Individuals with premutations (CGG 50 to 200 trinucleotide repeats) do not display the characteristic phenotype of FXS, but may present with premature ovarian failure, tremor-ataxia later in life, and neurocognitive defects.

 

Diagnosis

 

Initially, Fragile X syndrome was diagnosed by karyotyping cells in a folate-deficient medium to look for the fragile site on the X chromosome (thus leading to the disease’s name). Unfortunately, this method was not reliable and could not identify carriers of the gene. Currently, the fragile X gene can be examined directly using Southern blot analysis and endonuclease restriction digestion. Amniocentesis is preferred over chorionic villus sampling for prenatal diagnosis of fragile X syndrome.

 

Treatment

 

There is no cure available for FXS, but treatments can be tailored to suit the particular needs of a given FXS patient. Individuals diagnosed with FXS should be provided with special educational services to meet their specific cognitive disabilities. As early diagnosis is important for beginning such educational interventions in an optimally effective time frame, parents who have a child with mental retardation, developmental delay of unknown etiology, or autistic symptoms should have their child seen by a geneticist and evaluated for FXS. Additionally, women with a child or a family history of Fragile X should be evaluated for carrier status and may undergo pre-implantation or prenatal genetic testing.

 

References

 

1. Wenstrom, K. D. Fragile X and Other Trinucleotide Repeat Diseases. Obstetrics and Gynecology Clinics. 2002; 1367-1376.

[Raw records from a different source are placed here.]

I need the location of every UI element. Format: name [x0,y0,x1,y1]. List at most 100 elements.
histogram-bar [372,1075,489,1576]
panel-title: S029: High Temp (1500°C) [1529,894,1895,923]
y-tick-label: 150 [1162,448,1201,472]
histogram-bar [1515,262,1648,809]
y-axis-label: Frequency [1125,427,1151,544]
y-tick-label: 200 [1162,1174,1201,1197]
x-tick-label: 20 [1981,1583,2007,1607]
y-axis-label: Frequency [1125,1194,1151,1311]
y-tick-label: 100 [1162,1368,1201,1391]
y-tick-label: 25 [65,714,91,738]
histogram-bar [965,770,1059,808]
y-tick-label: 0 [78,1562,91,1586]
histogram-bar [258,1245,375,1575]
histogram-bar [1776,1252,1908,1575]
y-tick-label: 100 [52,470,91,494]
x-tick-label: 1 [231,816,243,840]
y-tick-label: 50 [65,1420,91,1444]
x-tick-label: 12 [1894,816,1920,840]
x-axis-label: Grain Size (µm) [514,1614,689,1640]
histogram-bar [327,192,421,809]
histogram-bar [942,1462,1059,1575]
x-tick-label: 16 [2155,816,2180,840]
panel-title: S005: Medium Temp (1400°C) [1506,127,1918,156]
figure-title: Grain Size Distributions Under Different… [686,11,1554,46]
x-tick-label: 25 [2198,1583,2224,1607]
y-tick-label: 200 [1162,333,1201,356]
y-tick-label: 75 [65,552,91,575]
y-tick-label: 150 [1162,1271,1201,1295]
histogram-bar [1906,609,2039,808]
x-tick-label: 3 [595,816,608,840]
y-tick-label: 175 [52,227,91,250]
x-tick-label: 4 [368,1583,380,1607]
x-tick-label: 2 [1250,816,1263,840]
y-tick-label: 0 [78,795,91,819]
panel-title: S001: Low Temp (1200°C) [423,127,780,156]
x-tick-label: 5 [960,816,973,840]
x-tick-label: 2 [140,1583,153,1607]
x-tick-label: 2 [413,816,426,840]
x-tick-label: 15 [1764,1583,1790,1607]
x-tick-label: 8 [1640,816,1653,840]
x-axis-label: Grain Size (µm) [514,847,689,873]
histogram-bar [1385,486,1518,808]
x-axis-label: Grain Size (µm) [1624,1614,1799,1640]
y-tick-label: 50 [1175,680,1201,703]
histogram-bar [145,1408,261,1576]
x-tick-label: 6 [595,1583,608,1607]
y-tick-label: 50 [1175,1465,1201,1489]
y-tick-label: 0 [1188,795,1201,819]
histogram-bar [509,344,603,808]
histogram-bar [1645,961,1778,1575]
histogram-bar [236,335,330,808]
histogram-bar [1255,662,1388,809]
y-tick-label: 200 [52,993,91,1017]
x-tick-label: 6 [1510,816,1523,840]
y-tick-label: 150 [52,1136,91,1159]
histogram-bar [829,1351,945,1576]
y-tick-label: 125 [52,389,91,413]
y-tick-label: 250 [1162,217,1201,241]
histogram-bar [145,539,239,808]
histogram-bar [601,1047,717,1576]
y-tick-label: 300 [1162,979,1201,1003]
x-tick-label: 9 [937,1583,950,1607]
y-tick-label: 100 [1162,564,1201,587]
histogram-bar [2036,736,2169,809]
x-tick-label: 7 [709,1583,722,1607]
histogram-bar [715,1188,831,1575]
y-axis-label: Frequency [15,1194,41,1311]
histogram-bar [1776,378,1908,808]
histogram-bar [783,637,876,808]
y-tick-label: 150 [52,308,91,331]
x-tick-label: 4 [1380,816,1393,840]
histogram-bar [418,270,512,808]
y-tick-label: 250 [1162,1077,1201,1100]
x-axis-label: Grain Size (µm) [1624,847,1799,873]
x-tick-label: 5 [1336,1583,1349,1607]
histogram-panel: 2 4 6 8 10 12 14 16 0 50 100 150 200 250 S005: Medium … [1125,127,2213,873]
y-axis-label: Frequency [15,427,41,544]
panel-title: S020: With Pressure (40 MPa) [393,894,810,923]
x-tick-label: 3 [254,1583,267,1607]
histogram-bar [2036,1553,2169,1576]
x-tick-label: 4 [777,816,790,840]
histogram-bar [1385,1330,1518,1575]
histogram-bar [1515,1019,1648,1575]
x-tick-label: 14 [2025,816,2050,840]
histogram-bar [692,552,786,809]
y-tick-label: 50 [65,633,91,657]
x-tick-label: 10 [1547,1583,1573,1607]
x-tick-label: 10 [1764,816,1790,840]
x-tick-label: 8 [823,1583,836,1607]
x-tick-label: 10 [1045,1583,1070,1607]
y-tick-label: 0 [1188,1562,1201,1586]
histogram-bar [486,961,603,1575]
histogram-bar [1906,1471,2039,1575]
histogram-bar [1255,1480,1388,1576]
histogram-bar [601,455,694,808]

2. Goez. Textbook of Clinical Neurology. W.B. Saunders. 1999, 1st Ed. pp. 317-318.

3. Behrman. Nelson Textbook of Pediatrics. W.B. Saunders. 2000. 16th Ed. pp. 781-783.

4. Eliez, S., Reiss, A. Genetics of Childhood Disorders: XI. Fragile X Syndrome. Journal of the American Academy of Child and Adolescent Psychiatry, 2000; 201-203.

5. Index of Suspicion Case 3 Pediatrics in Review October 2004 25;364-369.

6. Borghgraef M, Fryns JP, Dielkens A, Pyck K, Van den Berghe H. Fragile (X) syndrome: a study of the psychological profile in 23 prepubertal patients. Clin Genet. 1987;32(3):179-86.